Im Fernverkehr kam nur ein Zugspaar hinzu, D 1100/ 1101 München-Berlin (vermutlich Lichtenberg), der über Nacht verkehrte. Der Zug erlangte relativ schnell eine gewisse Bekanntheit, da er mit Wagen aus dem Städte-Express gefahren wurde[2]. Zumindest bestand mit dem Zug nun „eine Verbindung nach Jena, Naumburg und Halle, die auch über Hof-Gutenfürst nicht erreichbar waren – die Transitzüge hielten ja erst nach Umsetzung der Währungs-, Wirtschafts- und Sozialunion mit dem „kleinen deutsch-deutschen Fahrplanwechsel“ nach dem 15.Juli 1990 auch an Zwischenstationen in der DDR.
Sicher war die Frankenwaldbahn im Vergleich zu anderen deutsch-deutschen Bahnverbindungen eher „siedlungsfern“ gelegen bzw. lag Lichtenfels als erster grösserer Ort mehr als eine Dreiviertelstunde Fahrtzeit von der Grenze entfernt.
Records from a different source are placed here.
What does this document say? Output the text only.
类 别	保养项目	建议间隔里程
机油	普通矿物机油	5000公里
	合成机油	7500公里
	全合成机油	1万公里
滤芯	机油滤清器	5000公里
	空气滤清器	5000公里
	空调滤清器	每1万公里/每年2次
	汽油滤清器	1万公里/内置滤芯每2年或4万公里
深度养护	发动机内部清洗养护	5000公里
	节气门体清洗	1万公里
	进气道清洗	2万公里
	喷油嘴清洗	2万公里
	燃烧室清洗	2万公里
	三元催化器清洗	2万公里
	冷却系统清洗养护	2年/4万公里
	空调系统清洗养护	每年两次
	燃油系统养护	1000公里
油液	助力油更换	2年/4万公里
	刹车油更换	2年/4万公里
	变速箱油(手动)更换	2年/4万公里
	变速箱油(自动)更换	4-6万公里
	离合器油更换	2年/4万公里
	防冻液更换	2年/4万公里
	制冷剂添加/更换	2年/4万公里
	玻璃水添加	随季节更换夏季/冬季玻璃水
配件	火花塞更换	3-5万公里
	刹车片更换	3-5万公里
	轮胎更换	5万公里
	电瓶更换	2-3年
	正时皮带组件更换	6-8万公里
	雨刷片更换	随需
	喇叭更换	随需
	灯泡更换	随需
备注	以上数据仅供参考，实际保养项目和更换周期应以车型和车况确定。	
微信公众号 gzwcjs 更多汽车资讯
Trotzdem ist es schon auffällig, dass es hier zunächst relativ wenige Verbindungen gab. Möglicherweise bestanden – wie auch auf anderen Strecken – noch zusätzliche Züge zu den in der zitierten Quelle genannten. Andererseits ist es aber auch denkbar, dass – ähnlich wie im Falle von (Hamburg-) Büchen-Ludwigslust – die vorhandene Infrastruktur die Zahl möglicher Zusatzzüge beschränkte.